La question de l’observance de la Torah n’a jamais été, dans le yahvisme, une question purement et strictement formelle, du moins si l’on parle des livres sacrés qui décrivent le chemin de la Torah. Le livre du Deutéronome ne fait pas exception: malgré toute son intensité et sa tension religieuses, il ne reste pourtant pas au niveau d’un formalisme purement religieux. Dans tous les cas, c’est avant tout l’état intérieur de l’homme qui se trouve au centre de l’attention, même si les prescriptions qui lui sont liées peuvent sembler tout à fait dépourvues de système.

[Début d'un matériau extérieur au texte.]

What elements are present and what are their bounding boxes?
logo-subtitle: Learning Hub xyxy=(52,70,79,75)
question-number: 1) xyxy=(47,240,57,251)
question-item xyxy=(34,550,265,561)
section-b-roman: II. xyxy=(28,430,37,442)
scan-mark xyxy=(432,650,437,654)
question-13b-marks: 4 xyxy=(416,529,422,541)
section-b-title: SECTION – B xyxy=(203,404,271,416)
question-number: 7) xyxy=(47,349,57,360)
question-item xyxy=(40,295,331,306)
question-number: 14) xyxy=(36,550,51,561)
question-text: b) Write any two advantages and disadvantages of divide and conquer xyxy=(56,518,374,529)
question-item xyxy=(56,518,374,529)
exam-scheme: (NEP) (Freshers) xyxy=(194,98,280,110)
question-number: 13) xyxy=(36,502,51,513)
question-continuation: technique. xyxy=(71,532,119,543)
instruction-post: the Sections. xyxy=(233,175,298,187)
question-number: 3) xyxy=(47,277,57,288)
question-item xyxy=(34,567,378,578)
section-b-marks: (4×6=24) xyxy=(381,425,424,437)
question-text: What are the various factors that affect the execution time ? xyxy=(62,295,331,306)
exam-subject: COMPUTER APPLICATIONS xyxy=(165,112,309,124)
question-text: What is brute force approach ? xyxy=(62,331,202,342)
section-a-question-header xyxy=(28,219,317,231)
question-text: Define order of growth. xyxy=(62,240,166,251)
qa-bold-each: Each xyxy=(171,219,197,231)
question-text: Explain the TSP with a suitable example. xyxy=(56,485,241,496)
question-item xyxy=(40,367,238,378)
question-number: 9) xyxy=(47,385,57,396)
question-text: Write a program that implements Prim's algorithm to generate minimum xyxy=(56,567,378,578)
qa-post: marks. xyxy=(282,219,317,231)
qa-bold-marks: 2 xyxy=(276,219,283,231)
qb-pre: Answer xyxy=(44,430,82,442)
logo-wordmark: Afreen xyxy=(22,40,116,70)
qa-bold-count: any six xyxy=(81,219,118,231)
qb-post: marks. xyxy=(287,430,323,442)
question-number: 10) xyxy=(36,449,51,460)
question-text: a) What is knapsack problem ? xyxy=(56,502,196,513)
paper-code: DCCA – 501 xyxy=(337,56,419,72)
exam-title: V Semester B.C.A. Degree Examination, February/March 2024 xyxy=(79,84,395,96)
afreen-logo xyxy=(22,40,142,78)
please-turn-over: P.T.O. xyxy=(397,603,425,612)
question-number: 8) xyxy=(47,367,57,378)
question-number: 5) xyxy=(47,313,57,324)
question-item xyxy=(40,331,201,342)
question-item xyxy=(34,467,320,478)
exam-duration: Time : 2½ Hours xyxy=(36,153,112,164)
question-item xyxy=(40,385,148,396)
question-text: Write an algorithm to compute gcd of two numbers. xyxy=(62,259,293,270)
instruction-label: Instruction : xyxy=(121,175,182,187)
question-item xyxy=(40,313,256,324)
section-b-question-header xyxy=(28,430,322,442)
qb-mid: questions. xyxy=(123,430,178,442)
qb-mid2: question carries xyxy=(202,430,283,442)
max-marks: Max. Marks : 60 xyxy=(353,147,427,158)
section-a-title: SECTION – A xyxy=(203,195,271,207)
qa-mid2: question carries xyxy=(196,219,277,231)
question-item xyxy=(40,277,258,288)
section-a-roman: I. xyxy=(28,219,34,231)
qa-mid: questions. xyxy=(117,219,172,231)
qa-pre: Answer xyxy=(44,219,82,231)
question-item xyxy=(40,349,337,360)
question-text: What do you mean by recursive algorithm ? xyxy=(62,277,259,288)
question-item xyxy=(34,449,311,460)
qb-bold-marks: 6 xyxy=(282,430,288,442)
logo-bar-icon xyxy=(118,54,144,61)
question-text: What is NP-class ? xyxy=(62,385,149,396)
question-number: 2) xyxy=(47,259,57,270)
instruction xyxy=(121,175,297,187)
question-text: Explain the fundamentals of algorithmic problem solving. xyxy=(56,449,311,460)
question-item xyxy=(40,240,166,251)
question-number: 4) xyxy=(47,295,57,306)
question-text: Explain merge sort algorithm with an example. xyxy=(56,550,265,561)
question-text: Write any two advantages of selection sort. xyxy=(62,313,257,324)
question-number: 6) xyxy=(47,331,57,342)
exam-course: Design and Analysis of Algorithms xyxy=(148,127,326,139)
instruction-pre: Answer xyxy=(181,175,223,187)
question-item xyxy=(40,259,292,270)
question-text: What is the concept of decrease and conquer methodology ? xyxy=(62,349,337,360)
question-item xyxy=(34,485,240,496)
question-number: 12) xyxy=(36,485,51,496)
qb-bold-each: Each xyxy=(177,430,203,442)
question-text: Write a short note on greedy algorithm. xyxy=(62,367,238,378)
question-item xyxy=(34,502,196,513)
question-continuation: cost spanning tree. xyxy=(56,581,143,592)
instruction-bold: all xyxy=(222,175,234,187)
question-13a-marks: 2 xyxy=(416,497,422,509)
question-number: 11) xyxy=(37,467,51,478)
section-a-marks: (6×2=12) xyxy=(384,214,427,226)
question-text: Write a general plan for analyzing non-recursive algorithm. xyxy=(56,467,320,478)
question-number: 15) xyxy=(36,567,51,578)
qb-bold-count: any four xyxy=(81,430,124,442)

Voici, par exemple, l’interdiction de se remarier avec celle dont on a auparavant divorcé. Quel rapport a-t-elle, par exemple, avec la prescription de ne pas entrer dans la maison d’un débiteur quand on exige de lui le remboursement d’une dette? Ou avec le paiement en temps voulu de l’ouvrier engagé? Ou avec la règle prescrivant de ne pas récolter toute la moisson jusqu’à la dernière baie ou jusqu’au dernier épi, afin de laisser quelque chose aux pauvres qui passent? En réalité, il y a bien un lien, mais il faut le chercher non au niveau des formulations juridiques, mais au niveau de l’état spirituel dont découle le comportement décrit par ces normes. Pour laisser quelque chose au pauvre, il faut de la générosité. Elle est aussi nécessaire pour ne pas faire irruption chez celui qui te doit quelque chose, et pour payer à temps ceux que tu as engagés, surtout lorsqu’il est possible de retarder le paiement d’une manière ou d’une autre. Mais pour qu’une telle générosité devienne une norme de vie, il faut davantage.
Il faut cette intégrité intérieure, spirituelle, dans laquelle l’homme prend conscience de lui-même tel qu’il est réellement et, en conséquence, de sa vraie vie. Celle-là même qui, selon les paroles du Sauveur, ne dépend pas de l’abondance de ses biens. C’est cette intégrité qui permet à l’homme de prendre des décisions et d’accomplir des actes qu’il ne regrette pas ensuite, même s’ils se révèlent erronés. Bien sûr, on peut et on doit se repentir d’un péché commis, mais le repentir n’est pas le regret du péché commis; c’est un travail lié au dépassement de ses conséquences, intérieures et extérieures. C’est alors que devient compréhensible l’interdiction de se remarier avec celle dont on a auparavant divorcé: quand on part, il faut partir; quand on se sépare, il faut se séparer. Sinon, c’est la vie dans le passé, avec des douleurs fantômes et des joies tout aussi fantômes. Tout ce qui est aussi éloigné que possible du Royaume.